Sunday, July 7, 2013

Brandon Fields hopes for zero punts this year


At 29 years old, Miami Dolphins punter Brandon Fields may be in the prime of his career. But if he has his way in 2013, he won't boot a single football.

The veteran leg visited The Finsiders crew recently to talk about Miami's offseason moves, namely its top offensive signings.

With the likes of Mike Wallace, Brandon Gibson and Dustin Keller entering into the mix, coupled with the anticipation surrounding quarterback Ryan Tannehill's second season under center, Fields said that the atmosphere and attitude in South Florida has certainly shifted from years past. (photo: Zruda, Flickr)

He's hoping that shift can reignite the team's offense, which would in turn cut down on his services.

"Knowing the hype we've had this offseason with a lot of the guys we've acquired, and I guess the hope or the excitement of how we're going to do next year, especially on offense, hopefully I only have to hold a few extra points and field goals and call it a day," Fields said.

Not that there have been many question marks in Fields's game of late.
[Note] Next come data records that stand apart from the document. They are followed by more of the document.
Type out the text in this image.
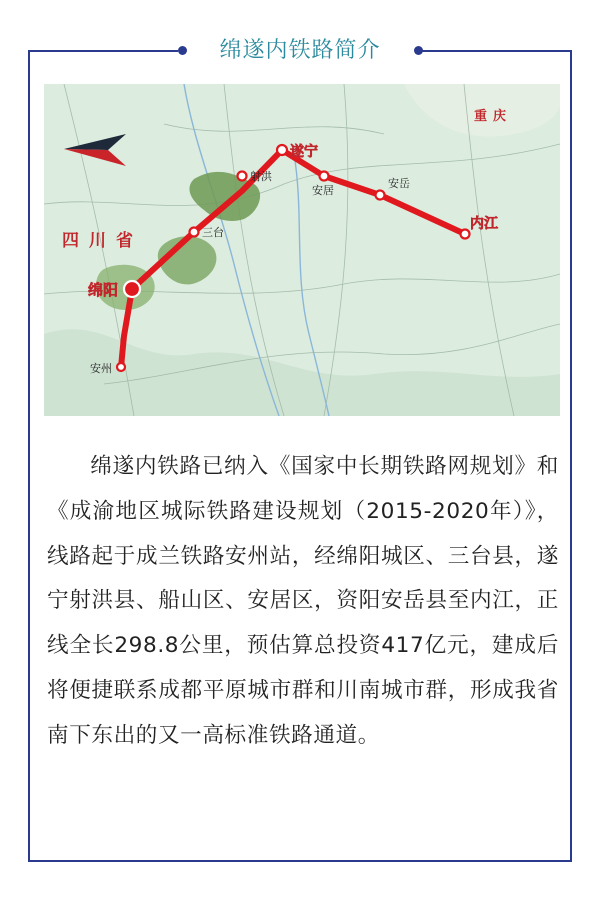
绵遂内铁路简介
四川省
绵阳
安州
三台
射洪
遂宁
安居
安岳
内江
重庆

绵遂内铁路已纳入《国家中长期铁路网规划》和《成渝地区城际铁路建设规划（2015-2020年）》，线路起于成兰铁路安州站，经绵阳城区、三台县，遂宁射洪县、船山区、安居区，资阳安岳县至内江，正线全长298.8公里，预估算总投资417亿元，建成后将便捷联系成都平原城市群和川南城市群，形成我省南下东出的又一高标准铁路通道。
The former Spartan has always been known for his big leg, and like fine whiskey, it's only gotten better with age. He led the league last season in distance, averaging 50 yards an attempt, and he's averaged just over 46 yards for his career. He's also been ranked top five among all punters the last three season by Pro Football Focus.

Much of Fields's success the past couple of years can be partly attributed to the team's special teams coordinator, third-year coach Darren Rizzi.

A self-proclaimed overachiever, Rizzi's uptempo attitude and demeanor were attributes that Fields recognized as key factors to his success, as well as the success of the special teams squad as a whole.

A little screaming and yelling never hurt, either.

"He's an animal, especially on game day," Fields said. "He's full of excitement, full of energy. He's a great teacher, absolutely fantastic motivator. Getting guys that normally don't play special teams to give it their all, to buy into the system and try to help the team out to win on special teams. In fact, he can get guys whether they're playing good to play even better, or maybe they're having a bad day, to play better.

"You always see him on the sidelines, he's usually that maniac who's running up and down yelling at people."

Fields will be the uncontested starter this season, though he'll be looking to improve on a few aspects of his game come training camp. The main one will be the amount of punt return yards allowed last season: Rizzi's squad gave up nearly 500 yards on punt returns (second most), and it forced only 11 fair catches.